Twelve. If you are alive, you always have to bear some responsibilities or find some sustenance. So some people are adoptive parents, wives and children, some people keep cats, dogs, birds and fish, and some people keep flowers and plants. I'm more advanced. I closed my eyes and began to recuperate. Good morning.
Thirteen. Men like women's pretty faces and women like men's sweet words, so women learn to make up and men learn to lie. Good morning.
14. After getting up in the morning, please open your sleeping heart before opening the window. In this way, the outdoor wind can blow into your heart. So, every day, the first thing you have to do is to be happy! Good morning.
15. I knew you wouldn't come with me if I stretched out my hand, so I stretched out my leg and tripped you. You really stood up and chased me. So I have to admit: since ancient times, we can't be merciful, and we always win people's hearts. Good morning.
Find some leisure, find some time, and ask your partner to go out for a walk more. Bring a smiling face, a blessing and send a short message to your real partner. Time often has a companion, but not often. Always take time to bless an absent partner, and always be happy! Good morning!

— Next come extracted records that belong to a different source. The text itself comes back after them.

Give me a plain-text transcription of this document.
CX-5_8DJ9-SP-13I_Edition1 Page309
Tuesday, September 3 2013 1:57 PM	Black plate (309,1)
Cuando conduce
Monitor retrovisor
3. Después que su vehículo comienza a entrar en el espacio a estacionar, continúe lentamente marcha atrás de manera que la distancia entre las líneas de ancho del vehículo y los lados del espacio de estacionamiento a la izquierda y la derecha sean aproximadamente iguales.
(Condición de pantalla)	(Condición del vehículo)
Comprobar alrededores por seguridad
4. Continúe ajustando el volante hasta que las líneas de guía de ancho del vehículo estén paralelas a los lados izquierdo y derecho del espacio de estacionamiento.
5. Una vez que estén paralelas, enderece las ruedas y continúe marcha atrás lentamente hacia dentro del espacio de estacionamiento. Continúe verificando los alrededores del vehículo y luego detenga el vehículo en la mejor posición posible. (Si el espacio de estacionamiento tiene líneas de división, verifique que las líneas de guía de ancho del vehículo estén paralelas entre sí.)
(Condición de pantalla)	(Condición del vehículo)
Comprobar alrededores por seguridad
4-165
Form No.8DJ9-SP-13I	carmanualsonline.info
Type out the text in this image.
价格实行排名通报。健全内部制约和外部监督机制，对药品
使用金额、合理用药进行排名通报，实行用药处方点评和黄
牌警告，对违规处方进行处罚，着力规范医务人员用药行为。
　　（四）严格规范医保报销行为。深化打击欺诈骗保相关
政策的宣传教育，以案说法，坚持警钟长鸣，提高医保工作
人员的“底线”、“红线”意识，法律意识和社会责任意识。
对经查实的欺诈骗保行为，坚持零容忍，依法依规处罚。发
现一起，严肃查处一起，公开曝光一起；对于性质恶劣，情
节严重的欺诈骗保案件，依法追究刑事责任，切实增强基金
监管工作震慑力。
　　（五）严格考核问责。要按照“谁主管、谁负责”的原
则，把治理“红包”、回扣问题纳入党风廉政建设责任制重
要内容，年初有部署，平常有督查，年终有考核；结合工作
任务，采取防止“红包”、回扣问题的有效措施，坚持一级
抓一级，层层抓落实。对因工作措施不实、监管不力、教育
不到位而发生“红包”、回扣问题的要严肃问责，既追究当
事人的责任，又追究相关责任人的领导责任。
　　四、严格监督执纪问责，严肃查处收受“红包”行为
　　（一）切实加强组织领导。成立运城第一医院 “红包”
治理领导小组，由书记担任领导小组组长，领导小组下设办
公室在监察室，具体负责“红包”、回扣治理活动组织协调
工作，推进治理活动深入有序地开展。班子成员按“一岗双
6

17. Men who always say that their wives are sluts are showing off: First, show off their wives.
The second is to show off wealth,
Third, a virtuous man has a wife and money. Good morning.
18. Do you feel that someone who often doesn't talk to you suddenly misses you? I'm telling you, it's purely borrowing money. Good morning.
19. As soon as the alarm sounded in the morning, the battle began. I had breakfast on the way and rushed to the battlefield. I can't imagine the traffic jam. My back is facing my wings. Working too long, immersed in hard work every day. Ideals support dreams and encourage you! Good morning.
two
The boy is bored now, so I gave him his mobile phone number. Why doesn't he understand my mind? Never charged my phone bill! Good morning.
2 1. Be sure to remember those who chat with you late into the night. It is because of them that you stay up late, resulting in such heavy dark circles and poor skin. Good morning.
Sunflower said that as long as you work hard towards the sunshine, life will become simple and beautiful. At the beginning of a beautiful day, I hope you can face the sun like a sunflower! Good morning!
23. Is money important? You are hungry
Three days later, I'll give you 1 million and a steamed bread. What do you choose? I choose1000000, and then I take out a dollar to buy steamed bread! Good morning.
Twenty-four Recently, my hands and feet are always cold, and online it is said that it is caused by kidney deficiency. Stick to fitness. After drinking Lycium barbarum for a while and making tea for a while, it still didn't work, so I gritted my teeth and paid the heating bill, and I got well. Good morning.
25. Good morning, my eternal love. Although I haven't got up yet, my thoughts have already flown to your side. I am happy and sad, waiting for the news of fate. I wonder if it meets our expectations. Good morning.
Twenty-six. You just ...
two
Ten years old, it's normal not to meet someone you like. The later you will find that you probably won't meet them. Good morning, a new day. Good morning.
Twenty-seven I usually like to drive Rolls Royce and Bentley. If I go out with my friends, I will drive a Porsche. If I want to drive fast, I prefer Ferrari. Of course, I like joking. Haha, good morning.